Saudi Arabia's infamous morality police abruptly shut down a dinosaur exhibit. Ordinary Saudis took to twitter and had the last laugh.
LIKE much that moves in twitter-mad Saudi Arabia these days, it started with a single message. A lady in Dammam, the hub of the oil industry on the kingdom’s Gulf coast, tweeted a complaint from a local shopping mall. Agents of the Committee for the Promotion of Virtue and Prevention of Vice, she said, were causing an unpleasant scene. The government-salaried vigilantes, a bearded auxiliary police force familiarly known to Saudis as the Hayaa, which is supposed to enforce public morality, had marched officiously into an educational exhibition featuring plaster models of dinosaurs, turned off the lights and ordered everyone out, frightening children and alarming parents.Some of the funniest tweets:
It was unclear precisely why the religious police objected to the display, which had been featured at shopping centres across the Gulf for decades. Malls are one of the few public spaces where Saudis mix socially, and so often draw the Hayaa’s attentions. ...

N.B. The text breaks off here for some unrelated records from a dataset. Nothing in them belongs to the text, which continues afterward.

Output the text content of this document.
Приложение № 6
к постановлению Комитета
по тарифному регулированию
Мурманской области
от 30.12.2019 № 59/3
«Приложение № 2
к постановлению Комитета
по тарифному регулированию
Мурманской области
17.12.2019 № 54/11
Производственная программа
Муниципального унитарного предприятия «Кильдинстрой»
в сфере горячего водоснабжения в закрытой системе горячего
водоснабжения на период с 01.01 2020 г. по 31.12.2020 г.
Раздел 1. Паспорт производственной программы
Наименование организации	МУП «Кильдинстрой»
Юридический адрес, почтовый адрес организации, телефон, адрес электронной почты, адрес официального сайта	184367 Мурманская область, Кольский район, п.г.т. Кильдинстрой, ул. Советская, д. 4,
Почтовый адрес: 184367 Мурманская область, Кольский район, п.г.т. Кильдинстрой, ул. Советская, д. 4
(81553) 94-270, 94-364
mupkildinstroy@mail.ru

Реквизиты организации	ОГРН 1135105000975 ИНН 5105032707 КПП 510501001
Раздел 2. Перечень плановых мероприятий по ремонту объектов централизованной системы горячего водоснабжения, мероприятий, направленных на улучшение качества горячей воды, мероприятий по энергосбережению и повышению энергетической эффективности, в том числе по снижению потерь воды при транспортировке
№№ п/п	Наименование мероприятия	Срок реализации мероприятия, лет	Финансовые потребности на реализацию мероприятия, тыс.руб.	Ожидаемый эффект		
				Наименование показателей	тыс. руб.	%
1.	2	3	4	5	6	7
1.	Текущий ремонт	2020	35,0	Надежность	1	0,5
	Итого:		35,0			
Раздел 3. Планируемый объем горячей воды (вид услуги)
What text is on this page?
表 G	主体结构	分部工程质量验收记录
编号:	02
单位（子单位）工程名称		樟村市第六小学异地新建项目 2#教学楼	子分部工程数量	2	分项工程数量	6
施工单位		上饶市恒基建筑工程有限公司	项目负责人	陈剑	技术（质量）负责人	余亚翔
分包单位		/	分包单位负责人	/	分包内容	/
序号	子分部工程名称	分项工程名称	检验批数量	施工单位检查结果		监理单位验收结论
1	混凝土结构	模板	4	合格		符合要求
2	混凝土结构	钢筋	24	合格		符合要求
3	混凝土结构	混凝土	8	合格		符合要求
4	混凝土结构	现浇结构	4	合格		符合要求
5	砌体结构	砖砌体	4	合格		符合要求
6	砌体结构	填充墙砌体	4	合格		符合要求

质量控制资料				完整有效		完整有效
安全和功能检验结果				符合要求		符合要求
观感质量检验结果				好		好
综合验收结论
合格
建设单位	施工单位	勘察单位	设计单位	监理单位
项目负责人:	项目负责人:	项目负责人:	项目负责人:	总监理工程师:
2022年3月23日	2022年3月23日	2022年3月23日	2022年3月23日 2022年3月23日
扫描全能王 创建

- Maybe it is just a temporary measure until the Hayaa can separate male and female dinosaurs and put them in separate rooms.
- One of the female dinosaurs had been caught in public without a male guardian.
- I confess, I saw a naked dinosaur thigh and felt aroused.
- They worried that people would find the dinosaurs more highly evolved than themselves.
- Hello Stone Age: We have some of your people—can you please come and collect them?